The pretentious critique by John Thompson of Dr. Dawn Keith-Madeiros’ Sound Off further illustrates misconceptions encouraged by biased reporting. A public safety information meeting about how this community can deal with real issues became social commentary from a homeless advocate, not calling for a business boycott but the next best thing: public shaming of community members for being concerned about their livelihoods and families.

The citizens who showed up have been supportive, actively charitable members of this community for decades, apparently unlike Mr. Thompson.

They’re also the economy of this county; many were raised here, are raising their families here and want the best for all. Contrary to Mr. Thompson’s suggestion, which smacks of fascism, they have the right to voice their concerns.

Few in the room have not had struggles including homelessness, addiction, and mental health issues. They differentiate between available services and non-profits that are truly addressing the needs of the working poor, the homeless, the addicted, the mentally ill, and those that are merely making the willfully transient comfortable in their chosen way of life. The article didn’t make that distinction clear.

Free services sound loving but by ignoring human nature they’ve become an attraction to transients from all over the state and beyond. Some admit they’re here because Island County is welcoming and the living is easy: food, shelter, transportation, whatever one needs for urban camping, all free.

That leaves panhandling prophets free to drink, smoke or shoot up — with free needles. It also leaves them free to soil public spaces; parks, ball fields, beaches, gardens and sidewalks have all been made unsafe by needles left lying, human feces and rat-attracting garbage. Even the street people who’ve been around a while have no compunctions here, especially when they’re drunk, high or in a mental health crisis.

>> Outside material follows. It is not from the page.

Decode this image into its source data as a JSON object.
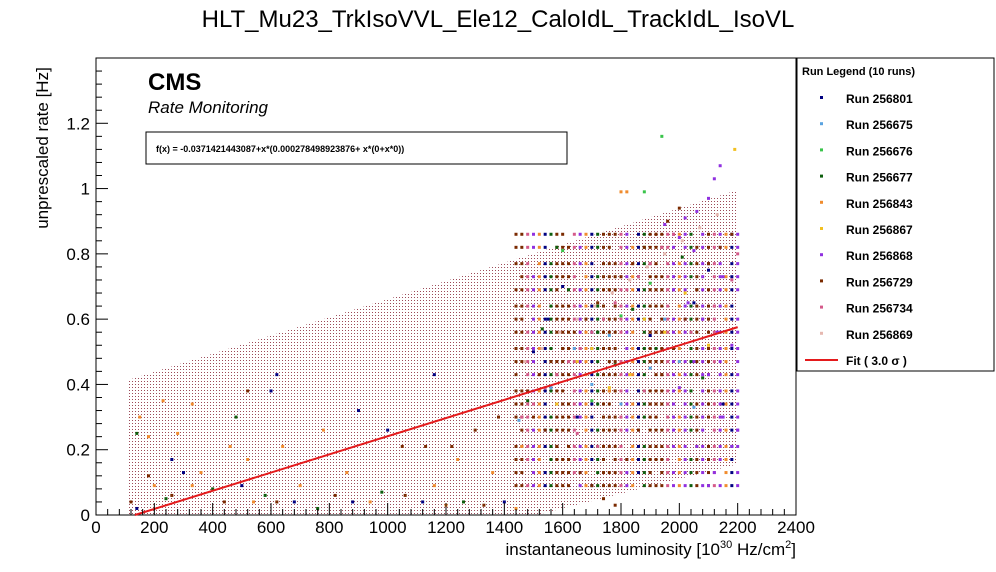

Allowing this to go on is not charity, not virtue. It is apathy; it’s cowardly and unloving to leave human beings to their demons, hopeless and vulnerable. Mr. Thompson spoke of being a Christian nation but doesn’t seem to recognize that the underlying reason for addiction, alcoholism and much mental illness is spiritual. Any clean-and-sober addict or alcoholic will tell you enabling this destructive, antisocial behavior is not helpful.

Defensiveness and stubborn refusal to admit what we’re doing now is not effective is a stumbling block to constructive dialogue about real solutions.